Pesquisa de intenção de voto Real Time Big Data, publicada em dezembro de 2025, apontou Ciro e Elmano empatados com 39%. O levantamento não simulou opções com Camilo na disputa.
No mesmo mês, pesquisa Ipsos-Ipec apontou cenário com Ciro dez pontos percentuais à frente de Elmano (44% a 34%), novamente sem incluir Camilo entre as opções. Ainda em dezembro, o Instituto Paraná Pesquisas apontou Ciro quase 13 p.p. à frente de Elmano (46% x 33,2%), mas perdendo em simulação contra Camilo Santana (45% x 36,8%).
Camilo justificou a possível saída do MEC, que deve ocorrer entre o final de março e início de abril, como uma oportunidade de focar mais no Ceará e trabalhar pela reeleição de Elmano no Estado e de Lula em termos nacionais. A saída antes do prazo final de desincompatibilização, porém, permite que ele concorra nas eleições de outubro.

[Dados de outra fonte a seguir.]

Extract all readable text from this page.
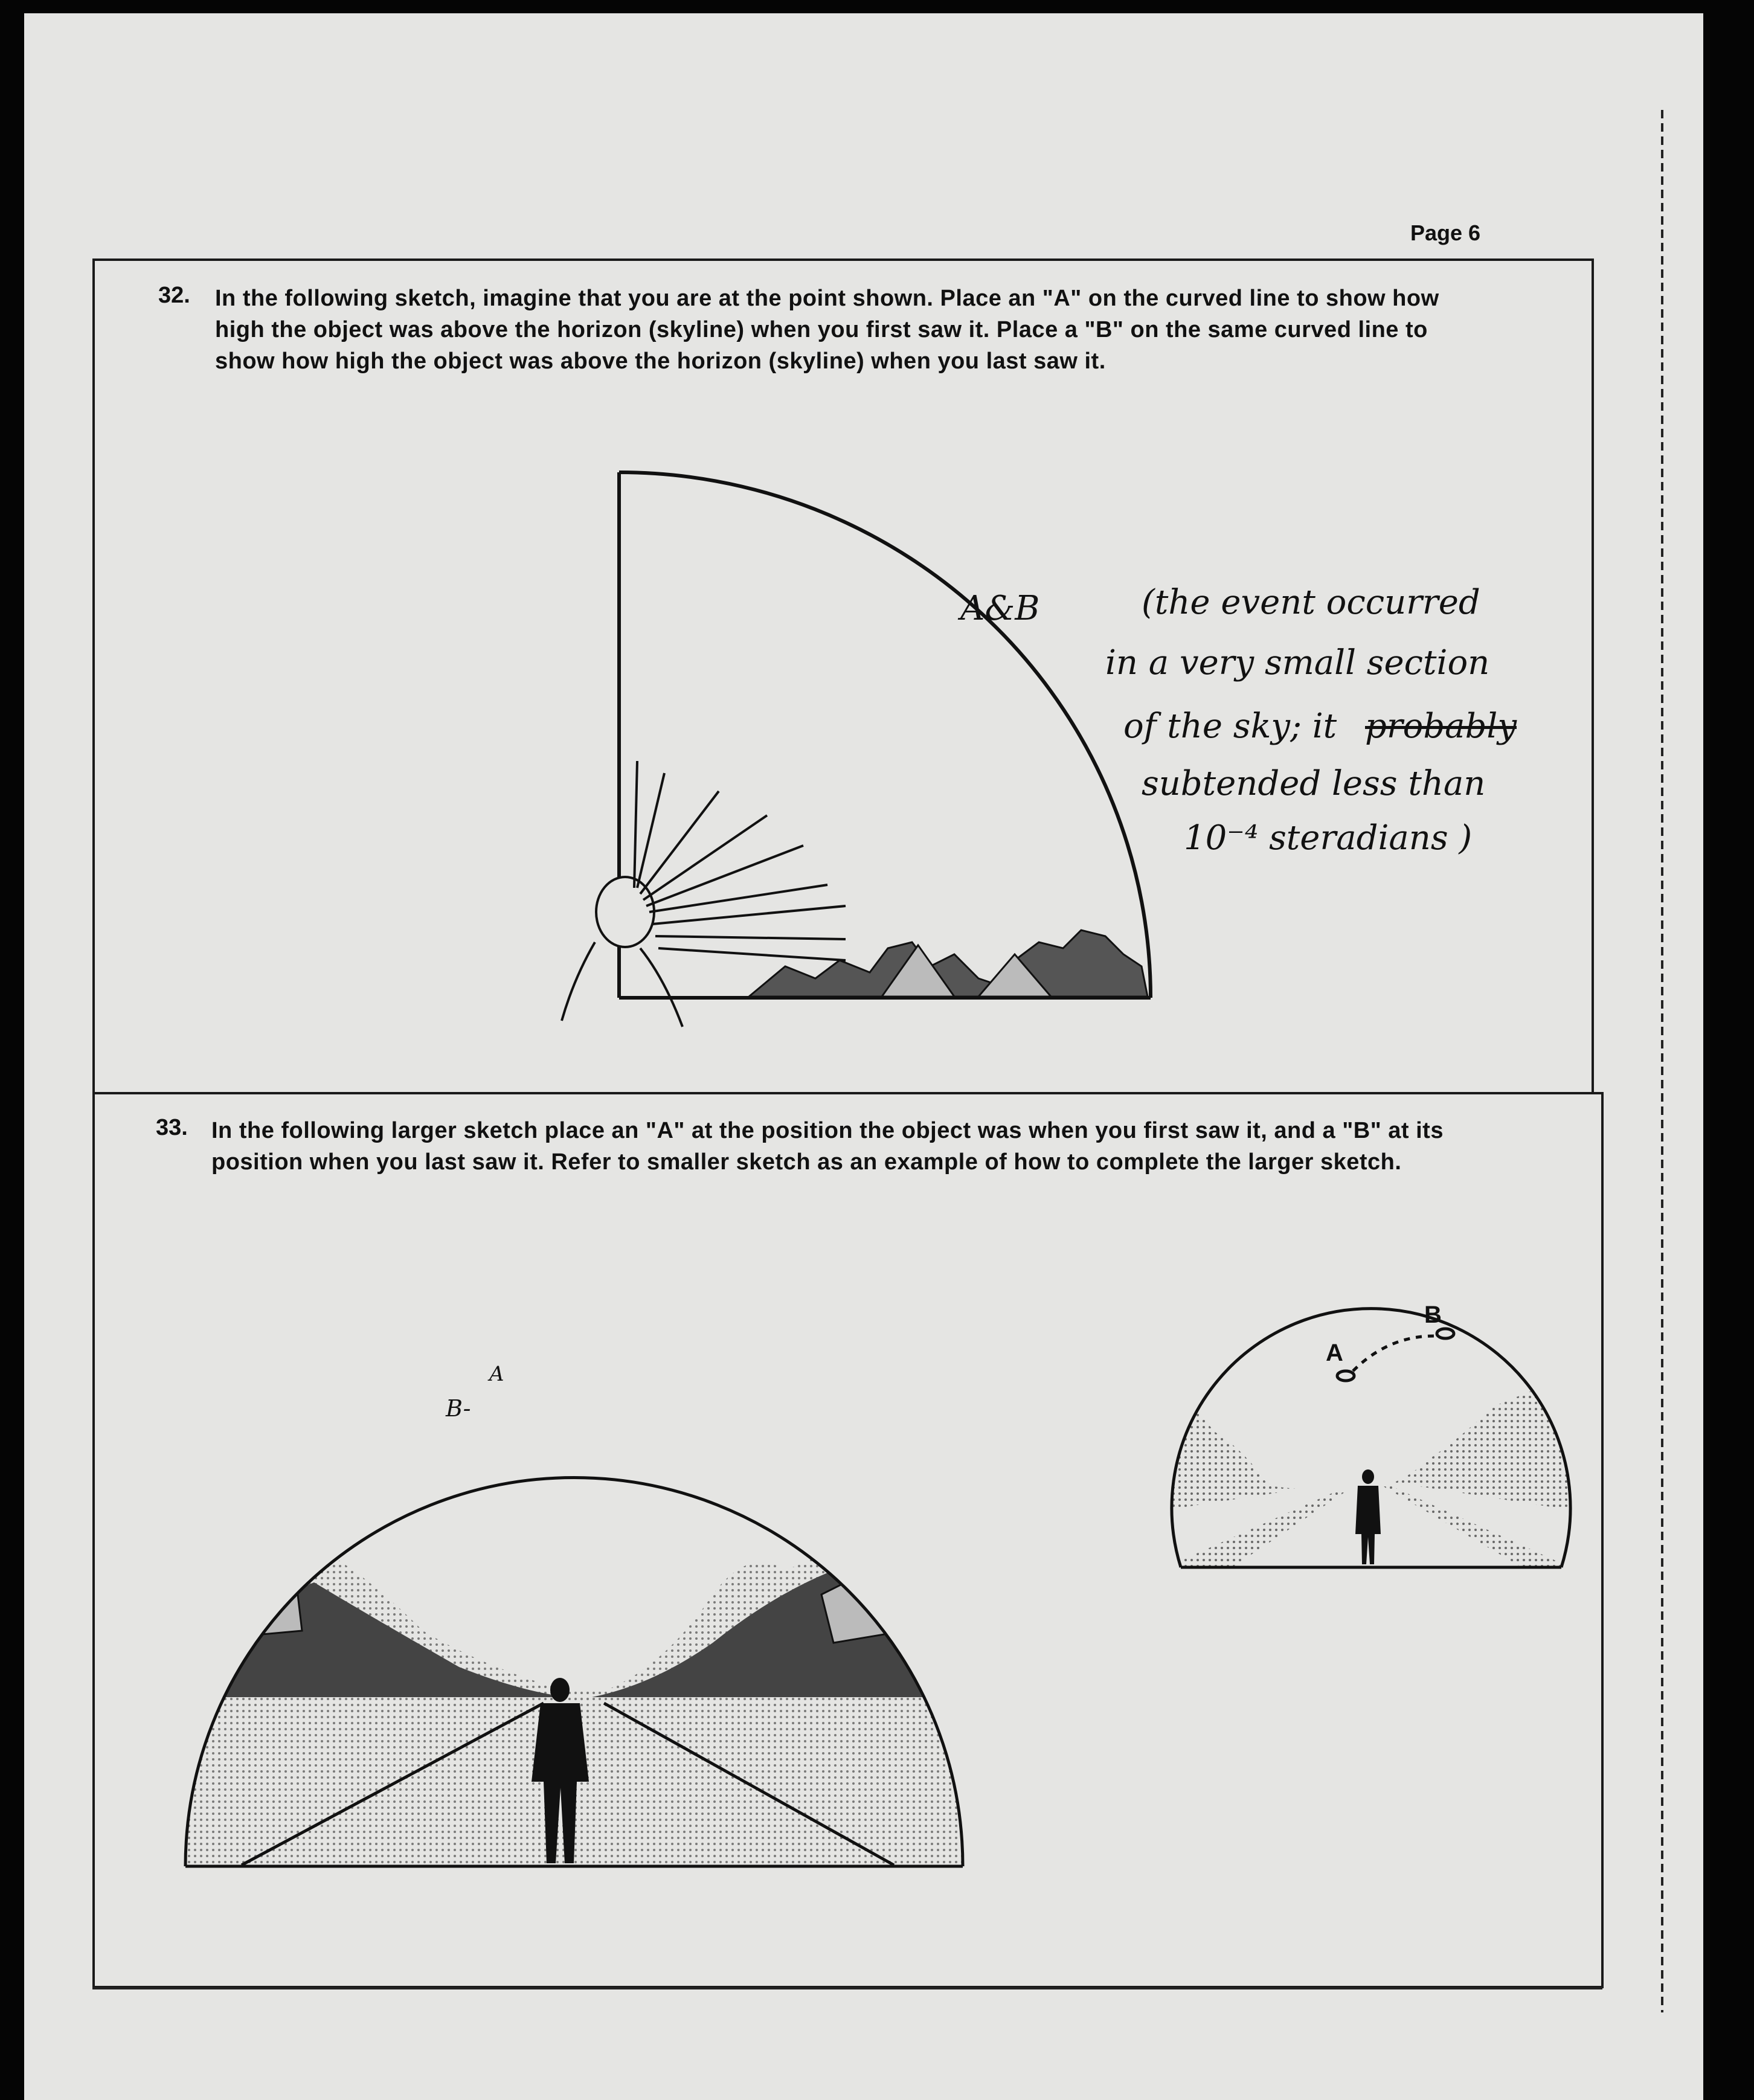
Page 6
32. In the following sketch, imagine that you are at the point shown. Place an "A" on the curved line to show how
high the object was above the horizon (skyline) when you first saw it. Place a "B" on the same curved line to
show how high the object was above the horizon (skyline) when you last saw it.
A&B	(the event occurred
in a very small section
of the sky; it probably
subtended less than
10⁻⁴ steradians )
33. In the following larger sketch place an "A" at the position the object was when you first saw it, and a "B" at its
position when you last saw it. Refer to smaller sketch as an example of how to complete the larger sketch.
A
B-
A
B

O nome do ministro é apontado como possível responsável por administrar os palanques do presidente Lula no Nordeste, com maior enfoque na Bahia e no Ceará, onde Lula acredita que o aumento do número de votos foi essencial para a vitória nas urnas em 2022.
Camilo foi eleito governador, em 2014, por pequena margem de votos na disputa contra Eunício Oliveira (MDB). Ele foi reeleito em 2018, no primeiro turno, com 79,96% dos votos, obtendo a maior porcentagem da história numa eleição para governador no Ceará. Com popularidade alta, em 2022, Santana foi eleito senador da República com quase 70% dos votos.